When we first started applying Machine Learning technology to solving marketing problems, it was a discipline that few outside of the operations research community had heard of. Cloud computing was in its infancy and big data was yet to become the ubiquitous term it is today. I remember going to some early meetings with prospective clients who wanted to know how we might help them analyze their marketing mix and finding that if I mentioned Machine Learning or Artificial Intelligence, eyes would quickly glaze over and people would lose interest (of course that could have just been me). It quickly became apparent that talking about technology and techniques wasn’t the best way to win friends and influence people! Instead we focused on the problem at hand and how we would help our clients solve the challenge. And that made sense at the time.
Since 2007, the world has of course moved on. There are now thousands of articles talking about ML and AI, countless movies looking at the hellish consequences of a dystopian future we all face when the machines take over (!) and a million shiny suited sales people walking into offices every day talking about their AI solutions as being the missing link in performance for their prospects (despite them rarely understanding the key concepts).

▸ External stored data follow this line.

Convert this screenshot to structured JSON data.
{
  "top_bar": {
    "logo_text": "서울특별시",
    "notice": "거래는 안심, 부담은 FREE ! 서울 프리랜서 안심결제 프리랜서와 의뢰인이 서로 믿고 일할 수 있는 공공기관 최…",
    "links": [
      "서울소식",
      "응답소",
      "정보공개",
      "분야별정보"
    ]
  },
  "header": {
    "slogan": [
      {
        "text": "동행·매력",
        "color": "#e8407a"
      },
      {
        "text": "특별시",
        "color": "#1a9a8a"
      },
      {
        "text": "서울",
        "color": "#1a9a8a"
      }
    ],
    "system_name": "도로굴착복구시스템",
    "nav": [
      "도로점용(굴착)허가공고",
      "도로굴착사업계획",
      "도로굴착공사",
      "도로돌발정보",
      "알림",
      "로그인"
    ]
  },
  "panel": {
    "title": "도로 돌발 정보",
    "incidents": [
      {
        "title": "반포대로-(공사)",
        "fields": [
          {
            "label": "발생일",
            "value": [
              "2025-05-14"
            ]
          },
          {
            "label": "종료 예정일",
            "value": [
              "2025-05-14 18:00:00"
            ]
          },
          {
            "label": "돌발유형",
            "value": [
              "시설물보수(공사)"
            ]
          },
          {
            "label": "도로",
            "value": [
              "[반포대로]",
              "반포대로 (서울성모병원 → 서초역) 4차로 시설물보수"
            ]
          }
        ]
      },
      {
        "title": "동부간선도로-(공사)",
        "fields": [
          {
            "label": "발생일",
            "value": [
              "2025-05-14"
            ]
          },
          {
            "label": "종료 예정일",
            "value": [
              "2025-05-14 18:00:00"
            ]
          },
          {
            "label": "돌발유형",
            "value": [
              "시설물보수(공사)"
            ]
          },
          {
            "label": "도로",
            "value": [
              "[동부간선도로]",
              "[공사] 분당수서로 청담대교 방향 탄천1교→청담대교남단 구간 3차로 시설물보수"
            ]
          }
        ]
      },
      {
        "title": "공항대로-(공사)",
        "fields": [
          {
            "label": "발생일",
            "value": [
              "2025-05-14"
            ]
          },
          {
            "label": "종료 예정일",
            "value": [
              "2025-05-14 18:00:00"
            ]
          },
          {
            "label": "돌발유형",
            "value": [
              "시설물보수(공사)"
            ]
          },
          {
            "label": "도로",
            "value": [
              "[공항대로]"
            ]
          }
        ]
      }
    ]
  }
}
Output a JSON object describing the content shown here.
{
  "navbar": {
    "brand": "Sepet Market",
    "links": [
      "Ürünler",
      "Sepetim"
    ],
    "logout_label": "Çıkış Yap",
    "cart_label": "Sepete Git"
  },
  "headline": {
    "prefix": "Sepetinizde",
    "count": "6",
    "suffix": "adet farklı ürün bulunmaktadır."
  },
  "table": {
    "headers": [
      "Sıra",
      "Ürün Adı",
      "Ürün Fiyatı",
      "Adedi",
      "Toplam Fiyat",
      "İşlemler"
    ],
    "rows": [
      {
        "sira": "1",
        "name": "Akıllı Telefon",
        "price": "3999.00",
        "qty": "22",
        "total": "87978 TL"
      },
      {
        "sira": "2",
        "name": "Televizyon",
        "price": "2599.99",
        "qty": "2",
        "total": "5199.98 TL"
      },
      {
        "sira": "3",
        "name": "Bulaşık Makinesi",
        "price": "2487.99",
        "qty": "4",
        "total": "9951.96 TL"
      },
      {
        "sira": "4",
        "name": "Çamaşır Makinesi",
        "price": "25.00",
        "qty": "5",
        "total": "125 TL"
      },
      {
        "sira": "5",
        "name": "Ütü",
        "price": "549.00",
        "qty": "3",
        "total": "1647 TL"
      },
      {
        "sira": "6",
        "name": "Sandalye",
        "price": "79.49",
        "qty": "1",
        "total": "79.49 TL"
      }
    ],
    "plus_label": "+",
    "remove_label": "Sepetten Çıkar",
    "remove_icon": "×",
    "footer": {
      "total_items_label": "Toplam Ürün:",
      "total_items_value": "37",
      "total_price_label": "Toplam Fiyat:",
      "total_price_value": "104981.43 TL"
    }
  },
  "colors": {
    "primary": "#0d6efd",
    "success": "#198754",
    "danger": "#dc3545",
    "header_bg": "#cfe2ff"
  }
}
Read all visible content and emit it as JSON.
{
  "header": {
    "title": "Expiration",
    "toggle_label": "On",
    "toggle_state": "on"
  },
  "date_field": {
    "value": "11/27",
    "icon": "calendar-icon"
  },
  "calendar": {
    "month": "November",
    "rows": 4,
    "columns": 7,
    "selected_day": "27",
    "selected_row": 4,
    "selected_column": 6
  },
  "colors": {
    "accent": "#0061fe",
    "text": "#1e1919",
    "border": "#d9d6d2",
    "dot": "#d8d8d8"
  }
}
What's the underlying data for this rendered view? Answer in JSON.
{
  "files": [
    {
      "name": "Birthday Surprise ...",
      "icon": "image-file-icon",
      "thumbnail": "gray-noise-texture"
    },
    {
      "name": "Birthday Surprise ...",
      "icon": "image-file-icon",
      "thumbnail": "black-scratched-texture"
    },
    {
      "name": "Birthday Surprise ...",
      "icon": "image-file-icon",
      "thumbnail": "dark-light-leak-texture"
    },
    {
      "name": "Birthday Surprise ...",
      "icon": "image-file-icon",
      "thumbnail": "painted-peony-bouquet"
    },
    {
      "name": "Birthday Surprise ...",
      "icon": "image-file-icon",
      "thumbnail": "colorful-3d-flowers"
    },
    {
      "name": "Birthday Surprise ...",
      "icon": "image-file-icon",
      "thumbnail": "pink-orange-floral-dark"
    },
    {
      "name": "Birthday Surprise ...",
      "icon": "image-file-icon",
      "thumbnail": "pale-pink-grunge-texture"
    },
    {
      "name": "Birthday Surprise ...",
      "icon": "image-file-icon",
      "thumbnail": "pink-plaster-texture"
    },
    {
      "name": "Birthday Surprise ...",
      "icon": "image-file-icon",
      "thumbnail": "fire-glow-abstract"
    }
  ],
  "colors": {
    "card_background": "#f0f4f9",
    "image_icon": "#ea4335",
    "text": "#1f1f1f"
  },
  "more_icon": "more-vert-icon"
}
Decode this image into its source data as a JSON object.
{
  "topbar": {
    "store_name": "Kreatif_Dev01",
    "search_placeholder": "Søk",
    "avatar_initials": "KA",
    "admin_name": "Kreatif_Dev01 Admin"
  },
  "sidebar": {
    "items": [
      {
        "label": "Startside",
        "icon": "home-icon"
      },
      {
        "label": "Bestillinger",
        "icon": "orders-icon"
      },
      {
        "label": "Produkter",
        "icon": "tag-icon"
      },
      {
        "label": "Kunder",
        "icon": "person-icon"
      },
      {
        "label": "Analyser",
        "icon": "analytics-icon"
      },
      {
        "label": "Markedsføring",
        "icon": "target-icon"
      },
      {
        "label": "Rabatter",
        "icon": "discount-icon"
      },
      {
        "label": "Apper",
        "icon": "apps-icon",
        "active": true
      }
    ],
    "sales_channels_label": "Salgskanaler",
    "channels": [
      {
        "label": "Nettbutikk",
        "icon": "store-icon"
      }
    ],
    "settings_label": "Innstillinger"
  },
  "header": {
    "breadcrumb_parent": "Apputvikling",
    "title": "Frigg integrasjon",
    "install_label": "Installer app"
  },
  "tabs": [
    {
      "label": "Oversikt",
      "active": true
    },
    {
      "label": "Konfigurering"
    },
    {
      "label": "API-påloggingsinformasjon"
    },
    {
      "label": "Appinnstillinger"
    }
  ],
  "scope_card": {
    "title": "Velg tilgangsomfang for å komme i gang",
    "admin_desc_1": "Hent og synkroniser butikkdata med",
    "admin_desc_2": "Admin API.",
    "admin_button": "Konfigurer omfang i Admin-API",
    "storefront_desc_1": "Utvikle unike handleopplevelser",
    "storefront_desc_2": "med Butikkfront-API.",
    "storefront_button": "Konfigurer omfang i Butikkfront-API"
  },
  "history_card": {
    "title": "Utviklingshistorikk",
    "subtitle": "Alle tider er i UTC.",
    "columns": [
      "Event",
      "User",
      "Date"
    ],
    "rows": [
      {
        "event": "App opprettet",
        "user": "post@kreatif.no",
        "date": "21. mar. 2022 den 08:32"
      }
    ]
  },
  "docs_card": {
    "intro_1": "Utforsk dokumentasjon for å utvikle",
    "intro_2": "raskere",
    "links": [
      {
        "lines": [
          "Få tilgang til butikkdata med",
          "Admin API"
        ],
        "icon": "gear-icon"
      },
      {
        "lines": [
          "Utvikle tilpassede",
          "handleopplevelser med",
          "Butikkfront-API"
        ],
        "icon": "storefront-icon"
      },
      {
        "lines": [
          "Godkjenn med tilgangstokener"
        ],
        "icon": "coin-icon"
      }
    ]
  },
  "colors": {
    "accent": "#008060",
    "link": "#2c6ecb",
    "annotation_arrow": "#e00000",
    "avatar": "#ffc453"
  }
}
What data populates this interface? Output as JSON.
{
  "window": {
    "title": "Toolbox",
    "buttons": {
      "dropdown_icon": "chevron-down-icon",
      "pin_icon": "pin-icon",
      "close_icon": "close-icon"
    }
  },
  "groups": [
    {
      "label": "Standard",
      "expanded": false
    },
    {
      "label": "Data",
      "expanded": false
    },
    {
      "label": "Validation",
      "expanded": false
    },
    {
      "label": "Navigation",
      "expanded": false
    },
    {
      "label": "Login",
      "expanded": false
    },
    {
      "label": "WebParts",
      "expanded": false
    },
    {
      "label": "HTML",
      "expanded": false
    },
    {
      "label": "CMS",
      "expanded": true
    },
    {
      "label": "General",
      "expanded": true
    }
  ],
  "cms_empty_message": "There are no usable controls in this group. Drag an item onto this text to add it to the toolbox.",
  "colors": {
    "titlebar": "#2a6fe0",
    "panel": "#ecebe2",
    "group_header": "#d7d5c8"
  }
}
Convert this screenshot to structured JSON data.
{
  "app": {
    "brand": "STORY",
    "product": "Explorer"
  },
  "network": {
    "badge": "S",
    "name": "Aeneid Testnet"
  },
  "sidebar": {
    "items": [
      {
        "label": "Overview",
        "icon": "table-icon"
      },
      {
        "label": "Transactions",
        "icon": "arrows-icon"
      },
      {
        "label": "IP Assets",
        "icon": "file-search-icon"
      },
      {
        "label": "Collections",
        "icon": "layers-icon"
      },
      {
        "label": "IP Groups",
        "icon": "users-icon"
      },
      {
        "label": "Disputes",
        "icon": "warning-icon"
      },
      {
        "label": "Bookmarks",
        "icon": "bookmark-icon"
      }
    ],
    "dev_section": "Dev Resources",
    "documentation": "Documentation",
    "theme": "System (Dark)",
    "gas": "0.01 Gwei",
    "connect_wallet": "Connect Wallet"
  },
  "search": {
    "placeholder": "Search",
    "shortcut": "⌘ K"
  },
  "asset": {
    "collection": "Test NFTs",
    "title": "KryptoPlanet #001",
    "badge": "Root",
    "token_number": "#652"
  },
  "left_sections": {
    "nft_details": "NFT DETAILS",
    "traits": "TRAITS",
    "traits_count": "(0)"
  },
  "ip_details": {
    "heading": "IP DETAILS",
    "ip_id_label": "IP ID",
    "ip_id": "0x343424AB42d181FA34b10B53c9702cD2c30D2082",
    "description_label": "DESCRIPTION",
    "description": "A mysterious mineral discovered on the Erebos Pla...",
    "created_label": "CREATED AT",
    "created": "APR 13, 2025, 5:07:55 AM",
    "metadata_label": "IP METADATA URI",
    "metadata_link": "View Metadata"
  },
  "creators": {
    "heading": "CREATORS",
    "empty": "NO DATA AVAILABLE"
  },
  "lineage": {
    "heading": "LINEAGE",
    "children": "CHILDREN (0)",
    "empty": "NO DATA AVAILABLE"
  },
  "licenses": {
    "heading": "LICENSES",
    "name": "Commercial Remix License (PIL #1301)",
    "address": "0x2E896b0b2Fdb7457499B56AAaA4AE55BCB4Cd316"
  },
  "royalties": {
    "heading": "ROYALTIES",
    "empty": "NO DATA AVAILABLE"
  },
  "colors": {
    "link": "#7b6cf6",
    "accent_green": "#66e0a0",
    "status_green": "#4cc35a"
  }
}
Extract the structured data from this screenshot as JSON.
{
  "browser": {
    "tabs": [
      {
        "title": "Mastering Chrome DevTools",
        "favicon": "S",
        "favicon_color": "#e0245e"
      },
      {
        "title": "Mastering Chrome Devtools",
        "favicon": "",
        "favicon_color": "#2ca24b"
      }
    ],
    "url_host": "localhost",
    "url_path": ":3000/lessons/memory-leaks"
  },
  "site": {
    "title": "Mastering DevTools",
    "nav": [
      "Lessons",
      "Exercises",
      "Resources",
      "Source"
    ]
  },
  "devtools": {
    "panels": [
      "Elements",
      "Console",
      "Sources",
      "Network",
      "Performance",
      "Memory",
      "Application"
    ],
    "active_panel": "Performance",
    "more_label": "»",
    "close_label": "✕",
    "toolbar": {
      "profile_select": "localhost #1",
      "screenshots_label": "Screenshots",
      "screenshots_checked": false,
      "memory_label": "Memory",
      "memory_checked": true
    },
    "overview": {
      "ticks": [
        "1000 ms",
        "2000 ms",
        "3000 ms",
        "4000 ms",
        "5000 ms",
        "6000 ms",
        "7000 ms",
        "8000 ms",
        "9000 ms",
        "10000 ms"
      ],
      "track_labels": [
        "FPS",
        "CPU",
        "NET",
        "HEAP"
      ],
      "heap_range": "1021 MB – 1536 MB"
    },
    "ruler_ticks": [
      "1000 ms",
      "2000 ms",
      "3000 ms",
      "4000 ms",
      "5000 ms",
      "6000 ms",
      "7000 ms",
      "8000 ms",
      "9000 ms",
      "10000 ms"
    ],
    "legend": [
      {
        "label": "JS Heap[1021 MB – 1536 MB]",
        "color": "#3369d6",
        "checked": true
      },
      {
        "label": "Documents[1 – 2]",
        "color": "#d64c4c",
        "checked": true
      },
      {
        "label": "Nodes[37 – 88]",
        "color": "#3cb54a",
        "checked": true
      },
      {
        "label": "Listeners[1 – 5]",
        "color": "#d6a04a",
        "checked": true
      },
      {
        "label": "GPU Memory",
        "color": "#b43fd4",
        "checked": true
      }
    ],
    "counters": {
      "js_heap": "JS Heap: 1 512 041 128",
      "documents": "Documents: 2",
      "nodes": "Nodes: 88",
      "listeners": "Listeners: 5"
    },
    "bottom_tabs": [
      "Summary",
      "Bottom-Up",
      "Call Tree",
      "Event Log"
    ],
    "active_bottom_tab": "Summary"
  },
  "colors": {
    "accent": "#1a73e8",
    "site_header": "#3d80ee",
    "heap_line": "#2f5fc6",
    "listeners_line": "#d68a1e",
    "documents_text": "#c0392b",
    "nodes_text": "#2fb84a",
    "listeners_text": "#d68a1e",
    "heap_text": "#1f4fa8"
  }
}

So why might now be the time for us to talk about this topic? Well as somewhat “old hands” in this area, we know a thing or two about some of the practical benefits and how to make them work for you. For example, in our strataQED solution, we can use our technologies to crunch through literally thousands of complex mix models per minute – testing combinations and permutations that a human simply can’t test – and checking that no stone is left unturned in the quest to build great insights. We also understand that machines on their own can be dumb – they need human insight to make smart decisions and results often require a human to interpret them before these insights are deployed. We know Machine Learning is valuable but it also has limitations. Our job is to maximize the usefulness whilst minimizing the constraints. I think we’ve done a good job on this in the mix modelling and optimization space.